Bomb squad helps Rams prepare for Border War

Experience and continuity are typically traits that define CSU’s volleyball team, but the Rams are preparing to face a team on Friday that exemplifies both –– Wyoming.

The team won its last two matches following a three-game losing streak and swept
CSU-Pueblo on Monday, so the Cowgirls should have some more spring in their step Friday.


“Hopefully, with back-to-back wins it gives our team a little more confidence going into a huge match against CSU,” said Wyoming coach Carrie Yerty after the victory. “It does not take our team a lot to get ready against CSU, but I think these matches will give us some more confidence.”

The Cowgirls plan to beat CSU by running a complex, fast offense built to confuse and blow by opponents.

“They run double quick attacks in every rotation,” said CSU coach Tom Hilbert. “They always have a chip on their shoulder, especially when they play us, but always they do.”

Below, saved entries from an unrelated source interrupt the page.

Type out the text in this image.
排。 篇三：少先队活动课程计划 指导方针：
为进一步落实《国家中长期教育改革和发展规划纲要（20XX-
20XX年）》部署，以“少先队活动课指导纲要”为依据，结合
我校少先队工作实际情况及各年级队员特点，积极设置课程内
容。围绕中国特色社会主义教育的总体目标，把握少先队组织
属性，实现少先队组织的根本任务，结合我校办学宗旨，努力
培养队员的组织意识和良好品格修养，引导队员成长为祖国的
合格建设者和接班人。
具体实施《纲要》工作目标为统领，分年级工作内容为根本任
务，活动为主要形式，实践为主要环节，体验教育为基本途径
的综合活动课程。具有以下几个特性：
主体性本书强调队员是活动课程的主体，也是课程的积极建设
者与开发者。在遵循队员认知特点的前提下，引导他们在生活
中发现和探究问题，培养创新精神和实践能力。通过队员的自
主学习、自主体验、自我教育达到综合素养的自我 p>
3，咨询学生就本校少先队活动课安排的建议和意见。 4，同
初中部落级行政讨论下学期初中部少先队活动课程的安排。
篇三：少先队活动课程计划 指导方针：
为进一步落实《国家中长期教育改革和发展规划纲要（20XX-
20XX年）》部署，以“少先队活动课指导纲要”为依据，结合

In a “double quick,” both the middle and outside attackers will shift from their original positions and make the blockers choose which one to defend.

“You have to be really fast in each movement that you do. I need to pretty much be off the ground before the ball gets to the hitter’s hands,” said senior middle blocker Breion Paige.

Preparing for that type of offense can be difficult for a bigger, more athletic team like CSU, but that’s when the Rams call in the Bomb Squad.

It isn’t a crack team of experts –– it’s just a more affectionate name for the scout team. But they help get results.

“It’s good so that when you go into a game you’re not caught off surprised at how it looks,” said redshirt sophomore setter Deedra Foss.

Assistant coach Matthew Botsford typically handles the setting for the Bomb Squad due to his experience and fluency with many different offenses.

“He can set any offense, which is really the most key component,” Hilbert said.


Sometimes CSU’s starters will play on the Bomb Squad as well in order to get a feel for what the opponent’s offense does and better understand how to defend it.

“When you’re actually simulating them it helps a lot because you see ‘this is how fast it’s really going to be,’ ‘this is how fast I need to get up.’ It makes it more real,” Paige said. “I know what I need to do because I know what they’re going to do.”

The only aspect of Wyoming’s game that CSU can’t really simulate in a practice environment is how much the Cowgirls cheer for each other during a match.

“Sometimes that can take people out of the game. We’re more of a composed team, so when we play teams that are like that it’s a different look for us,” Foss said. “We can kind of do it in practice, but I think we more deal with it in the games.”